I moved a copy of my personal Dropbox to iCloud Drive, about 80 GB. It took 12 or so hours to sync up, but got done with no errors or lost files. After some reorganizing, all workflows were back to normal. This was to take care of multi-device access to personal files.
I decided to keep
Maestral running in a no-GUI mode (just the daemon) to keep selective sync running for those few shared, important folders still left in Dropbox. Those are folders produced by others, I've got to "listen" to changes to them every now and then. But by the end of my billing period, those will fit inside my Free plan, one way or another.

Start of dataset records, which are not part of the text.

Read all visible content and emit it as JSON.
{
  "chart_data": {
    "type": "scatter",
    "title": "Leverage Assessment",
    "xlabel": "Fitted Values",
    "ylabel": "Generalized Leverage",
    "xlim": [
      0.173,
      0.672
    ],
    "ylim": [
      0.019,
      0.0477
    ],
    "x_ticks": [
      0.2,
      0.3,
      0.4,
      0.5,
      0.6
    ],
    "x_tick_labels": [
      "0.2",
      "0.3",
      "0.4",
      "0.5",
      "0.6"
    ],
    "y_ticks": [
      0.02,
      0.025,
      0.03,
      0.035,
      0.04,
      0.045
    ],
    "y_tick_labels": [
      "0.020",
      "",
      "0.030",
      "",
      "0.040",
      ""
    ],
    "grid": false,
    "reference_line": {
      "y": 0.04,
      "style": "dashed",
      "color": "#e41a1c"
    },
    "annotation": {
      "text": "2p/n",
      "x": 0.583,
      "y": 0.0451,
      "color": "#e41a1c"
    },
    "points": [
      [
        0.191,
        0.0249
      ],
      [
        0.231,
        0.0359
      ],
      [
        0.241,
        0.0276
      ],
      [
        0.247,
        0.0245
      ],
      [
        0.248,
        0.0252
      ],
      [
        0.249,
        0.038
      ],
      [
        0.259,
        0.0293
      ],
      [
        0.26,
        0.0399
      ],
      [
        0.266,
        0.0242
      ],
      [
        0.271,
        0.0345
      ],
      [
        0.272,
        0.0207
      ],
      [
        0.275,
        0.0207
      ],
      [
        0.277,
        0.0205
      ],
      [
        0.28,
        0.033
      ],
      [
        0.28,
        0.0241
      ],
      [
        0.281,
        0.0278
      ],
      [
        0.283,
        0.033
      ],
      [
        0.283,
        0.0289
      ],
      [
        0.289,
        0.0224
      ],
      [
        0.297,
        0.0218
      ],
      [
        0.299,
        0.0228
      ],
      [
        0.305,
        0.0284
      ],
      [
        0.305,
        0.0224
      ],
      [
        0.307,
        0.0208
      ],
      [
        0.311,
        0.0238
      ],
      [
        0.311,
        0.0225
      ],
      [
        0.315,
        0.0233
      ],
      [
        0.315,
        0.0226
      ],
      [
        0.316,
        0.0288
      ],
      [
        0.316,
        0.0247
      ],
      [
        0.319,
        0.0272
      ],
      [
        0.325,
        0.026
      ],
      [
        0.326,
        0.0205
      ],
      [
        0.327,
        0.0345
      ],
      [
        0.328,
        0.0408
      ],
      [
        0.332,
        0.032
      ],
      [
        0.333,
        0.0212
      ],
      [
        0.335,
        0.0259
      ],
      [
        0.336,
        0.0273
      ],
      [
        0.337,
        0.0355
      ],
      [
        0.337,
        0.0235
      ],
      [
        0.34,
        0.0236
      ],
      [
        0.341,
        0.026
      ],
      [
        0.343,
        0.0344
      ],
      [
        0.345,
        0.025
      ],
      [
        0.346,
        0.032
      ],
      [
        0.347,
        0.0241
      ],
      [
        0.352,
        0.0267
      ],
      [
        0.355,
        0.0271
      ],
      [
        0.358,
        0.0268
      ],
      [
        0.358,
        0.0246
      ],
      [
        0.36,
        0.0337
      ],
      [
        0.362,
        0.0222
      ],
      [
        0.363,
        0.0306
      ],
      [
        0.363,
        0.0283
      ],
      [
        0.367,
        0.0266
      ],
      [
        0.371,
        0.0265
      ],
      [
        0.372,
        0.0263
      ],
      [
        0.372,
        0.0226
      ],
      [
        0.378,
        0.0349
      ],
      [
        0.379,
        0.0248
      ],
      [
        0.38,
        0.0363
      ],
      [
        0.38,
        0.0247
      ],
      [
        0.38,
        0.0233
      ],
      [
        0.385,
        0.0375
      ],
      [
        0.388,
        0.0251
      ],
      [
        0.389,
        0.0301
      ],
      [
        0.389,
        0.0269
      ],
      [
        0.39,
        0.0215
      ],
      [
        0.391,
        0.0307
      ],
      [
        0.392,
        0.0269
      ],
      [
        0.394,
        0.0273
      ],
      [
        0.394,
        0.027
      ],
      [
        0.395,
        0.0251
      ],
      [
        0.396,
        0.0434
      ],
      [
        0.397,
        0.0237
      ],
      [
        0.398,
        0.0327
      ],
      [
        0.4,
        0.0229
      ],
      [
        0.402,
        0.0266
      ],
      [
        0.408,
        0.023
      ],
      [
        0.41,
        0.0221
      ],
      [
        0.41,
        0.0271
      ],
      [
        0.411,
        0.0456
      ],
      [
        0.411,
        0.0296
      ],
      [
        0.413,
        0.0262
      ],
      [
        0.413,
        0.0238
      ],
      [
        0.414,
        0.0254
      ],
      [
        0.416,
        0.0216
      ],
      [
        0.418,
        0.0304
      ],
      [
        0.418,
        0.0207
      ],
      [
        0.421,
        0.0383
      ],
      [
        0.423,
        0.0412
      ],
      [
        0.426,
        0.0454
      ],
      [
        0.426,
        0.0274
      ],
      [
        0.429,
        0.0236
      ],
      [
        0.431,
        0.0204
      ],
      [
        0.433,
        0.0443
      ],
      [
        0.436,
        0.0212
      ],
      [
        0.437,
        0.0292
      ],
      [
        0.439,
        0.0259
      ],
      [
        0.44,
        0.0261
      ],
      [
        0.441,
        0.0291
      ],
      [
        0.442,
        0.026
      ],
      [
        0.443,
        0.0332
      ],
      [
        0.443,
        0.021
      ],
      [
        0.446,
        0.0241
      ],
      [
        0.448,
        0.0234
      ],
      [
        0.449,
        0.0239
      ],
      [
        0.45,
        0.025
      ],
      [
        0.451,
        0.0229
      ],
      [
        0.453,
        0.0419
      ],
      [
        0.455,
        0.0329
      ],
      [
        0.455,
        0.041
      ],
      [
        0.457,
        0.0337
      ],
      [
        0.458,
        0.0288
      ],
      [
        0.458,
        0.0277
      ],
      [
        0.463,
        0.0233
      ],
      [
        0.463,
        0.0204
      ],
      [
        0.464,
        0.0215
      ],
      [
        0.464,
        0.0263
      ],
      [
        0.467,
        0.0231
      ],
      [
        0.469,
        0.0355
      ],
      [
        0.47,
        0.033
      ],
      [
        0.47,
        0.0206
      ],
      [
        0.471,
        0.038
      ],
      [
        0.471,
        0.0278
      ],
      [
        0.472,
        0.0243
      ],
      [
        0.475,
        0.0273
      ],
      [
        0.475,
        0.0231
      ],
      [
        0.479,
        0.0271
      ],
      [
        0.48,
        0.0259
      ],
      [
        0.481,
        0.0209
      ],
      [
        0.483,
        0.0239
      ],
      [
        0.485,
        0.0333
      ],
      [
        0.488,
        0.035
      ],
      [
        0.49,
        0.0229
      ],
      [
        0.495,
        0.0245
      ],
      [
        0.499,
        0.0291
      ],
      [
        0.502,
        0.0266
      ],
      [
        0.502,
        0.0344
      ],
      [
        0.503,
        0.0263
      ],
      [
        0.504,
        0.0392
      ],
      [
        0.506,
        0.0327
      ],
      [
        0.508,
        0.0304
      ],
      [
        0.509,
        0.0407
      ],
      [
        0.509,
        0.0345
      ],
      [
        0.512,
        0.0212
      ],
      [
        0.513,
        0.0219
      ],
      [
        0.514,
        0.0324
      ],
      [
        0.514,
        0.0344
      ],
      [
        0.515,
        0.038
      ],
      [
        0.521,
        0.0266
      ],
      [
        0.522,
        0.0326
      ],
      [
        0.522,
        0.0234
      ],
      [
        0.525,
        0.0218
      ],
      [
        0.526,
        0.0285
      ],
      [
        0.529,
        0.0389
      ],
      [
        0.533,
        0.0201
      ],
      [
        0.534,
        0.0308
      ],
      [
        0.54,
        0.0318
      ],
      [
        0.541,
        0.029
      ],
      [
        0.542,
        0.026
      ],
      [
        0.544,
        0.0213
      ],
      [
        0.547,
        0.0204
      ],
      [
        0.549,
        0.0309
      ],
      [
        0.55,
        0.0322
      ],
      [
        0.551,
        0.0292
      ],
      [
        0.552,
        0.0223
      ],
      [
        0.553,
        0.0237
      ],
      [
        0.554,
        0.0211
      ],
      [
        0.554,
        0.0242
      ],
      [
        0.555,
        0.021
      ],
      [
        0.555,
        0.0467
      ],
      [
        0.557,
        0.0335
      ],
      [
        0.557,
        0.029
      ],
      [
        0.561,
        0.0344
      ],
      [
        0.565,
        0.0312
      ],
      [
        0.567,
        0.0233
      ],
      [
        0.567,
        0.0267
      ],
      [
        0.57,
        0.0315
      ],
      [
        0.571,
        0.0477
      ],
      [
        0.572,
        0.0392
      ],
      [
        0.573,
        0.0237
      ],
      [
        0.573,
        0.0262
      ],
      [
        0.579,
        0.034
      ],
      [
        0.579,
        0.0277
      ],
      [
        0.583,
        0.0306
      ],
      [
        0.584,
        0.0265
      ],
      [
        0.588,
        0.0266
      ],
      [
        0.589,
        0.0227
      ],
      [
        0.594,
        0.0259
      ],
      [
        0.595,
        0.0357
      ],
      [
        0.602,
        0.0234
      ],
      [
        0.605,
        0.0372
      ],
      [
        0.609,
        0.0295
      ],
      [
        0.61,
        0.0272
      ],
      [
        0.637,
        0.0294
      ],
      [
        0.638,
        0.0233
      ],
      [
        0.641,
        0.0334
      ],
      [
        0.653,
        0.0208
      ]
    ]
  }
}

Comparing the footprints, Maestral is about 10x more effective in its RAM consumption, yet gets the basic job of "selective Dropbox sync" done. I don't mind keeping it running.
And then I cancelled my Dropbox paid plan, attached with an opinion directed to those who decide about the backlog prioritization of Dropbox.app for Mac. Maybe a +1 helps get the update out of the door before the end of H1/22 at least a few minutes faster.
To be clear, Dropbox support chat was very understanding and helpful in doing this cancellation for me. The support rep collected the feedback and
offered to send it to product management / developers, without asking. I got a vibe that Dropbox people had read the tweet from their CEO and are now in a bit of a scramble. That's a welcome reaction.
First observations:
- As far as I can tell, iCloud Drive is just as good (or bad) at keeping files in sync quickly.
- Getting a share link to a file requires more clicks in iCloud Drive than in Dropbox, but it works.
- Sharing a folder requires the recipient to have an AppleID and their own iCloud Drive. That's silly and a less-than-ideal workflow, but not a show-stopper for me. If it must be shared, I'll zip it and share it as a file. I don't know what's the rational thinking behind this. "Let's market this by limiting the access to folders but not files" doesn't sound like a winning plan from Apple's part.
Overall, a downgrade in sharing abilities, but an upgrade in system responsiveness. I actually needed that last GB of RAM that Dropbox.app always took!